Looking to the future

Schram says he is looking at what the residential care community of 2040 will look like and what technologies are coming. Some of that technology is available today with virtual reality headsets to deal with loneliness, sensors to detect falls and toilet seats to detect infections. But if each emerging technology needs its own login and portal, it makes it more difficult to use.

“You need one central platform to know who’s in which room, what medications they’re taking, and who their emergency contact is,” Schram said. “In essence, we are the system of registration. We are the platform to integrate these and be the interface the community uses to enable technologies for senior care.”

Cohen said the discontent in the wider technology market sparked the interest of engineers and designers to join their company.

“We are building a company that will make a demonstrable change in people’s lives,” said Cohen. “People are starting to see their parents reach an age where they need this support.”

Schram said that when working with staff on customer premises, they take success measures that demonstrate that their platform is doing its intended job: making older workers’ jobs easier.

Legal, clinical care, billing, compliance and regulatory expertise, a family portal, and best practices are all built into the tool. “We’re not just trying to build some new assisted living software,” Cohen said. “We’re building something that’s a different, bigger vision.
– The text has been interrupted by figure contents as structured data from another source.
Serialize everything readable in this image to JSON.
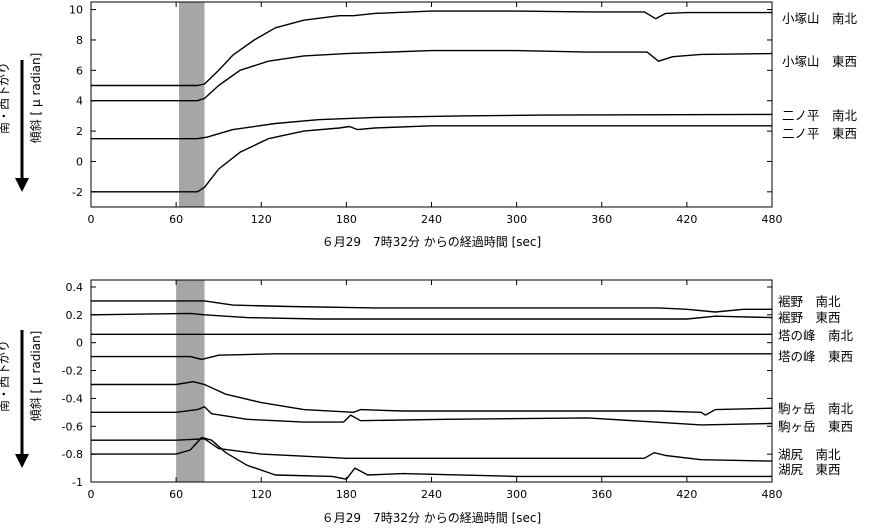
{
  "chart_data": [
    {
      "type": "line",
      "xlabel": "６月29　7時32分 からの経過時間 [sec]",
      "ylabel_direction": "南・西下がり",
      "ylabel": "傾斜 [ μ radian]",
      "xlim": [
        0,
        480
      ],
      "ylim": [
        -3,
        10.5
      ],
      "x_ticks": [
        0,
        60,
        120,
        180,
        240,
        300,
        360,
        420,
        480
      ],
      "y_ticks": [
        -2,
        0,
        2,
        4,
        6,
        8,
        10
      ],
      "shaded_span": [
        62,
        80
      ],
      "grid": false,
      "series": [
        {
          "name": "小塚山　南北",
          "points": [
            [
              0,
              5.0
            ],
            [
              75,
              5.0
            ],
            [
              80,
              5.1
            ],
            [
              90,
              6.0
            ],
            [
              100,
              7.0
            ],
            [
              115,
              8.0
            ],
            [
              130,
              8.8
            ],
            [
              150,
              9.3
            ],
            [
              175,
              9.6
            ],
            [
              185,
              9.6
            ],
            [
              200,
              9.75
            ],
            [
              240,
              9.9
            ],
            [
              300,
              9.9
            ],
            [
              350,
              9.85
            ],
            [
              390,
              9.85
            ],
            [
              398,
              9.4
            ],
            [
              405,
              9.75
            ],
            [
              420,
              9.8
            ],
            [
              480,
              9.8
            ]
          ]
        },
        {
          "name": "小塚山　東西",
          "points": [
            [
              0,
              4.0
            ],
            [
              75,
              4.0
            ],
            [
              80,
              4.15
            ],
            [
              90,
              5.0
            ],
            [
              105,
              6.0
            ],
            [
              125,
              6.6
            ],
            [
              150,
              6.95
            ],
            [
              180,
              7.1
            ],
            [
              240,
              7.3
            ],
            [
              300,
              7.3
            ],
            [
              350,
              7.2
            ],
            [
              392,
              7.2
            ],
            [
              400,
              6.6
            ],
            [
              410,
              6.9
            ],
            [
              430,
              7.05
            ],
            [
              480,
              7.1
            ]
          ]
        },
        {
          "name": "二ノ平　南北",
          "points": [
            [
              0,
              1.5
            ],
            [
              60,
              1.5
            ],
            [
              75,
              1.5
            ],
            [
              82,
              1.6
            ],
            [
              100,
              2.1
            ],
            [
              130,
              2.5
            ],
            [
              160,
              2.75
            ],
            [
              200,
              2.9
            ],
            [
              260,
              3.0
            ],
            [
              320,
              3.05
            ],
            [
              480,
              3.1
            ]
          ]
        },
        {
          "name": "二ノ平　東西",
          "points": [
            [
              0,
              -2.0
            ],
            [
              75,
              -2.0
            ],
            [
              80,
              -1.7
            ],
            [
              90,
              -0.5
            ],
            [
              105,
              0.6
            ],
            [
              125,
              1.5
            ],
            [
              150,
              2.0
            ],
            [
              175,
              2.2
            ],
            [
              182,
              2.3
            ],
            [
              188,
              2.1
            ],
            [
              200,
              2.2
            ],
            [
              240,
              2.35
            ],
            [
              320,
              2.35
            ],
            [
              480,
              2.35
            ]
          ]
        }
      ]
    },
    {
      "type": "line",
      "xlabel": "６月29　7時32分 からの経過時間 [sec]",
      "ylabel_direction": "南・西下がり",
      "ylabel": "傾斜 [ μ radian]",
      "xlim": [
        0,
        480
      ],
      "ylim": [
        -1,
        0.45
      ],
      "x_ticks": [
        0,
        60,
        120,
        180,
        240,
        300,
        360,
        420,
        480
      ],
      "y_ticks": [
        0.4,
        0.2,
        0,
        -0.2,
        -0.4,
        -0.6,
        -0.8,
        -1
      ],
      "shaded_span": [
        60,
        80
      ],
      "grid": false,
      "series": [
        {
          "name": "裾野　南北",
          "points": [
            [
              0,
              0.3
            ],
            [
              70,
              0.3
            ],
            [
              80,
              0.3
            ],
            [
              100,
              0.27
            ],
            [
              140,
              0.26
            ],
            [
              200,
              0.25
            ],
            [
              300,
              0.25
            ],
            [
              400,
              0.25
            ],
            [
              420,
              0.24
            ],
            [
              440,
              0.22
            ],
            [
              460,
              0.24
            ],
            [
              480,
              0.24
            ]
          ]
        },
        {
          "name": "裾野　東西",
          "points": [
            [
              0,
              0.2
            ],
            [
              70,
              0.21
            ],
            [
              80,
              0.2
            ],
            [
              110,
              0.18
            ],
            [
              160,
              0.17
            ],
            [
              300,
              0.17
            ],
            [
              420,
              0.17
            ],
            [
              440,
              0.19
            ],
            [
              480,
              0.18
            ]
          ]
        },
        {
          "name": "塔の峰　南北",
          "points": [
            [
              0,
              0.06
            ],
            [
              80,
              0.06
            ],
            [
              160,
              0.06
            ],
            [
              300,
              0.06
            ],
            [
              480,
              0.06
            ]
          ]
        },
        {
          "name": "塔の峰　東西",
          "points": [
            [
              0,
              -0.1
            ],
            [
              70,
              -0.1
            ],
            [
              78,
              -0.12
            ],
            [
              90,
              -0.09
            ],
            [
              130,
              -0.08
            ],
            [
              200,
              -0.08
            ],
            [
              300,
              -0.08
            ],
            [
              480,
              -0.08
            ]
          ]
        },
        {
          "name": "駒ヶ岳　南北",
          "points": [
            [
              0,
              -0.3
            ],
            [
              60,
              -0.3
            ],
            [
              72,
              -0.28
            ],
            [
              80,
              -0.3
            ],
            [
              95,
              -0.37
            ],
            [
              120,
              -0.43
            ],
            [
              150,
              -0.48
            ],
            [
              185,
              -0.5
            ],
            [
              190,
              -0.48
            ],
            [
              220,
              -0.49
            ],
            [
              300,
              -0.49
            ],
            [
              400,
              -0.49
            ],
            [
              430,
              -0.5
            ],
            [
              433,
              -0.52
            ],
            [
              440,
              -0.48
            ],
            [
              480,
              -0.47
            ]
          ]
        },
        {
          "name": "駒ヶ岳　東西",
          "points": [
            [
              0,
              -0.5
            ],
            [
              60,
              -0.5
            ],
            [
              75,
              -0.48
            ],
            [
              80,
              -0.46
            ],
            [
              85,
              -0.51
            ],
            [
              110,
              -0.55
            ],
            [
              150,
              -0.57
            ],
            [
              178,
              -0.57
            ],
            [
              183,
              -0.52
            ],
            [
              190,
              -0.56
            ],
            [
              250,
              -0.55
            ],
            [
              350,
              -0.54
            ],
            [
              430,
              -0.59
            ],
            [
              480,
              -0.58
            ]
          ]
        },
        {
          "name": "湖尻　南北",
          "points": [
            [
              0,
              -0.7
            ],
            [
              60,
              -0.7
            ],
            [
              80,
              -0.69
            ],
            [
              90,
              -0.76
            ],
            [
              120,
              -0.8
            ],
            [
              180,
              -0.83
            ],
            [
              300,
              -0.83
            ],
            [
              390,
              -0.83
            ],
            [
              397,
              -0.79
            ],
            [
              405,
              -0.81
            ],
            [
              430,
              -0.84
            ],
            [
              480,
              -0.85
            ]
          ]
        },
        {
          "name": "湖尻　東西",
          "points": [
            [
              0,
              -0.8
            ],
            [
              60,
              -0.8
            ],
            [
              70,
              -0.77
            ],
            [
              78,
              -0.68
            ],
            [
              85,
              -0.7
            ],
            [
              95,
              -0.79
            ],
            [
              110,
              -0.88
            ],
            [
              130,
              -0.95
            ],
            [
              170,
              -0.96
            ],
            [
              180,
              -0.98
            ],
            [
              186,
              -0.9
            ],
            [
              195,
              -0.95
            ],
            [
              220,
              -0.94
            ],
            [
              300,
              -0.96
            ],
            [
              400,
              -0.96
            ],
            [
              480,
              -0.96
            ]
          ]
        }
      ]
    }
  ]
}
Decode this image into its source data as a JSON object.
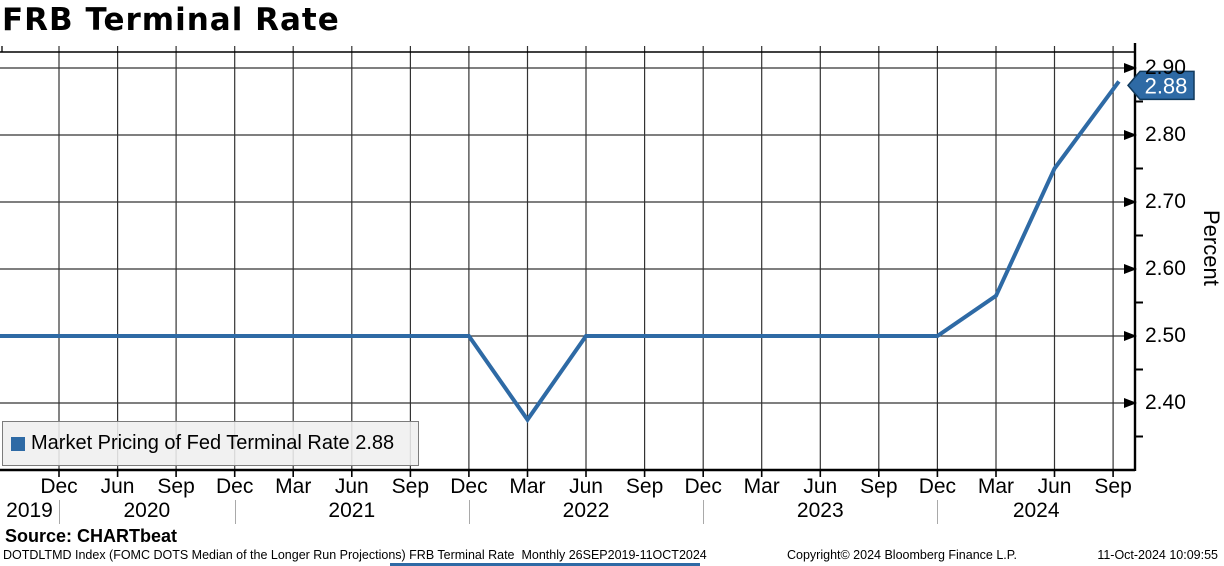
{
  "title": "FRB Terminal Rate",
  "legend": {
    "label": "Market Pricing of Fed Terminal Rate 2.88"
  },
  "source": "Source: CHARTbeat",
  "footer": {
    "left": "DOTDLTMD Index (FOMC DOTS Median of the Longer Run Projections) FRB Terminal Rate  Monthly 26SEP2019-11OCT2024",
    "copyright": "Copyright© 2024 Bloomberg Finance L.P.",
    "timestamp": "11-Oct-2024 10:09:55"
  },
  "chart_data": {
    "type": "line",
    "title": "FRB Terminal Rate",
    "ylabel": "Percent",
    "ylabel_side": "right",
    "grid": true,
    "ylim": [
      2.3,
      2.92
    ],
    "y_major_ticks": [
      "2.90",
      "2.80",
      "2.70",
      "2.60",
      "2.50",
      "2.40"
    ],
    "y_minor_ticks": [
      2.85,
      2.75,
      2.65,
      2.55,
      2.45,
      2.35
    ],
    "x_tick_labels": [
      "Dec",
      "Jun",
      "Sep",
      "Dec",
      "Mar",
      "Jun",
      "Sep",
      "Dec",
      "Mar",
      "Jun",
      "Sep",
      "Dec",
      "Mar",
      "Jun",
      "Sep",
      "Dec",
      "Mar",
      "Jun",
      "Sep"
    ],
    "years": [
      {
        "label": "2019",
        "t0": -1.1,
        "t1": 0
      },
      {
        "label": "2020",
        "t0": 0,
        "t1": 3
      },
      {
        "label": "2021",
        "t0": 3,
        "t1": 7
      },
      {
        "label": "2022",
        "t0": 7,
        "t1": 11
      },
      {
        "label": "2023",
        "t0": 11,
        "t1": 15
      },
      {
        "label": "2024",
        "t0": 15,
        "t1": 20
      }
    ],
    "series": [
      {
        "name": "Market Pricing of Fed Terminal Rate",
        "color": "#2e6aa5",
        "last_value": 2.88,
        "points": [
          {
            "date": "Sep 2019",
            "value": 2.5,
            "xt": -1.05
          },
          {
            "date": "Dec 2021",
            "value": 2.5,
            "xt": 7
          },
          {
            "date": "Mar 2022",
            "value": 2.375,
            "xt": 8
          },
          {
            "date": "Jun 2022",
            "value": 2.5,
            "xt": 9
          },
          {
            "date": "Dec 2023",
            "value": 2.5,
            "xt": 15
          },
          {
            "date": "Mar 2024",
            "value": 2.56,
            "xt": 16
          },
          {
            "date": "Jun 2024",
            "value": 2.75,
            "xt": 17
          },
          {
            "date": "Oct 2024",
            "value": 2.88,
            "xt": 18.1
          }
        ]
      }
    ],
    "last_value_label": "2.88",
    "period": "Monthly 26SEP2019-11OCT2024"
  }
}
It’s service embedded.”

Josh Allen, RN, director of Allen Flores Consulting Group, a consulting firm for senior nurse nurse specialists, has become a cheerleader for August Health. McKnight’s Senior Living that he was impressed by the simplicity of the platform.

“It’s very intuitive, easy to use and has a short learning curve for a new nurse — one of the industry’s biggest problems,” he said. “It sounds like a simple matter, but having an EHR platform that a nurse can learn and get used to in a few hours can have a major impact on retention, turnover and job satisfaction.”

Allen acts as a sounding board for Schram and Cohen, providing weekly feedback on how the product can be improved every step of the way.

The name Augustus

While they have many stories in retrospect about how they got to the name August Health, including that the domain name was available, Schram said he sees August as the season in a person’s life when the person begins to think about later life.

“The word August means venerable, respected,” Schram said. “That word resonates to me about how we feel about community residents and what the elderly are.”

The partners said they are working to build a national brand and business to make an impact on the lives of seniors.

“We still have a long way to go,” says Cohen. “We are still very focused on solving the problem for the senior residential operator who runs a building and the staff in that community.

“There is a one-mile road map to build a business. There is chance after chance after chance.”